RMC

Affaire des "fadettes": le CSM blanchit l'ex-cheffe du PNF ciblée par Eric Dupond-Moretti

Illustration

Illustration - AFP

Le Conseil supérieur de la magistrature a blanchi Eliane Houlette l'ancienne cheffe du parquet national financier et son ancien adjoint dans l'affaire des "fadettes" estimant que les deux magistrats n'avaient pas commis de "faute disciplinaire"

L'ex-cheffe du parquet national financier (PNF) Eliane Houlette et son actuel numéro 2 Patrice Amar ont été blanchis mercredi dans des procédures disciplinaires liées à l'affaire des "fadettes" et qui valent à leur initiateur, Eric Dupond-Moretti, d'être renvoyé devant une juridiction.

Dans deux avis distincts, le Conseil supérieur de la magistrature (CSM) a estimé que ces deux magistrats, auxquels l'exécutif reprochait plusieurs "manquements", n'ont "commis aucune faute disciplinaire" et qu'il "n'y a pas lieu" de les sanctionner. La décision finale appartient à la Première ministre, le garde des Sceaux ayant été dessaisi de ce dossier fin 2020.

Nouveau désaveu pour Eric Dupond-Moretti

Quelle que soit l'issue du dossier, ces avis du CSM sonnent comme un nouveau désaveu pour M. Dupond-Moretti et réaffirment que le ministre se trouvait dans "une situation objective de conflit d'intérêts" quand il a initié ces poursuites peu après son entrée au gouvernement en juillet 2020.

Il reprochait notamment à ces magistrats la conduite d'une enquête du PNF menée en marge de l'affaire de corruption dite "Bismuth", impliquant Nicolas Sarkozy, son avocat Thierry Herzog et un haut magistrat.

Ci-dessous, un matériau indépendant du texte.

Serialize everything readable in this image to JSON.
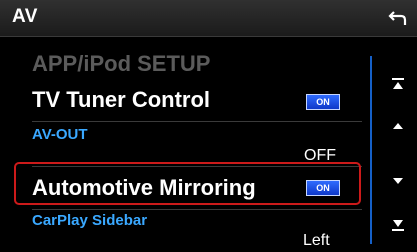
{
  "header": {
    "title": "AV"
  },
  "list": {
    "items": [
      {
        "label": "APP/iPod SETUP"
      },
      {
        "label": "TV Tuner Control",
        "badge": "ON"
      },
      {
        "label": "AV-OUT",
        "value": "OFF"
      },
      {
        "label": "Automotive Mirroring",
        "badge": "ON"
      },
      {
        "label": "CarPlay Sidebar",
        "value": "Left"
      }
    ]
  },
  "icons": {
    "back": "back-arrow-icon",
    "scroll_top": "scroll-to-top-icon",
    "scroll_up": "scroll-up-icon",
    "scroll_down": "scroll-down-icon",
    "scroll_bottom": "scroll-to-bottom-icon"
  },
  "colors": {
    "accent": "#3aa8ff",
    "badge": "#1f55e0",
    "highlight": "#cc1a1a"
  }
}
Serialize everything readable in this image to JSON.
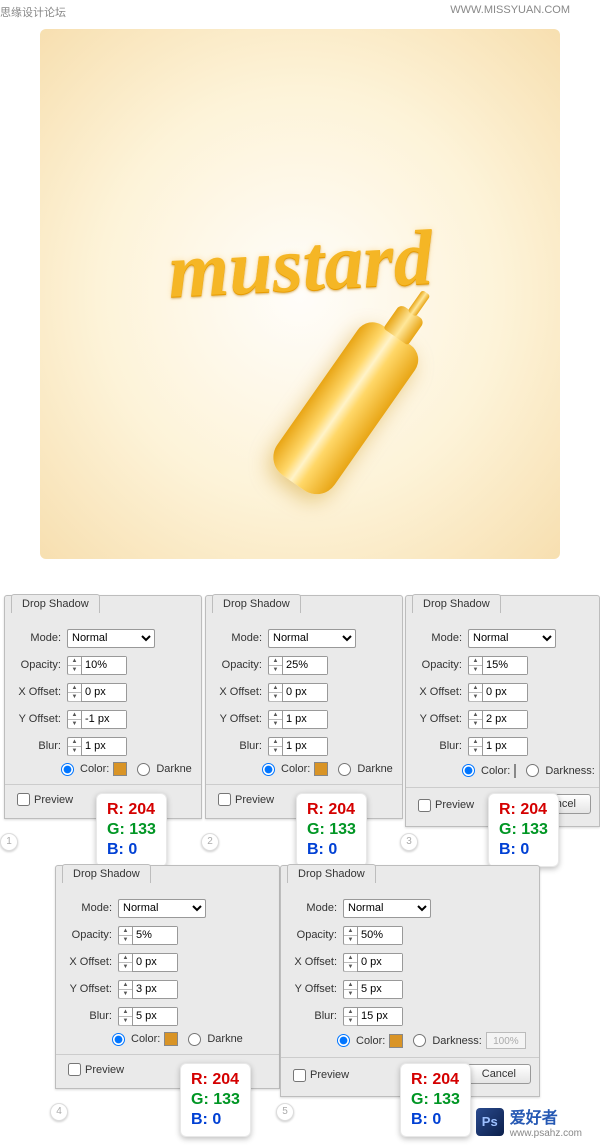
{
  "header": {
    "left": "思缘设计论坛",
    "right": "WWW.MISSYUAN.COM"
  },
  "art": {
    "word": "mustard"
  },
  "tab": "Drop Shadow",
  "labels": {
    "mode": "Mode:",
    "opacity": "Opacity:",
    "xoff": "X Offset:",
    "yoff": "Y Offset:",
    "blur": "Blur:",
    "color": "Color:",
    "dark": "Darkne",
    "darkfull": "Darkness:",
    "preview": "Preview",
    "cancel": "Cancel"
  },
  "mode": "Normal",
  "panels": [
    {
      "opacity": "10%",
      "x": "0 px",
      "y": "-1 px",
      "blur": "1 px"
    },
    {
      "opacity": "25%",
      "x": "0 px",
      "y": "1 px",
      "blur": "1 px"
    },
    {
      "opacity": "15%",
      "x": "0 px",
      "y": "2 px",
      "blur": "1 px"
    },
    {
      "opacity": "5%",
      "x": "0 px",
      "y": "3 px",
      "blur": "5 px"
    },
    {
      "opacity": "50%",
      "x": "0 px",
      "y": "5 px",
      "blur": "15 px"
    }
  ],
  "rgb": {
    "r": "R: 204",
    "g": "G: 133",
    "b": "B: 0"
  },
  "dval": "100%",
  "footer": {
    "logo": "Ps",
    "zh": "爱好者",
    "url": "www.psahz.com"
  }
}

Cette enquête, qui a été classée sans suite, visait à débusquer une éventuelle taupe ayant pu informer l'ancien chef de l'Etat qu'il était sur écoute.

Les investigations avaient conduit à éplucher des relevés téléphoniques (les "fadettes") de ténors du barreau, dont Eric Dupond-Moretti qui avait dénoncé des "méthodes de barbouzes" peu avant son entrée au gouvernement.

Une fois garde des Sceaux, il avait ordonné des poursuites contre trois magistrats du PNF et l'ancien juge d'instruction de Monaco Edouard Levrault, qui avait mis en examen un de ses anciens clients. Le juge a lui aussi été blanchi par le CSM.

Un règlement de comptes?

Accusant M. Dupond-Moretti d'avoir usé de ses fonctions ministérielles pour régler des comptes liés à son passé d'avocat, deux syndicats de magistrats et l'association Anticor avaient porté plainte contre lui fin 2020, déclenchant l'ouverture d'une enquête judiciaire.

Le ministre avait ensuite été mis en examen et la Cour de justice de la République a ordonné, le 3 octobre, qu'il soit jugé pour "prises illégales d'intérêts". Un pourvoi a été formé contre cette décision et M. Dupond-Moretti a affirmé que sa démission n'était pas "à l'ordre du jour".

"De nouveau le CSM a constaté que M. Dupond-Moretti s'est trouvé dans une situation objective de conflit d'intérêts (...) Il convient d'en tirer les conséquences", a réagi auprès de l'AFP l'avocat de M. Amar, Me François Saint-Pierre.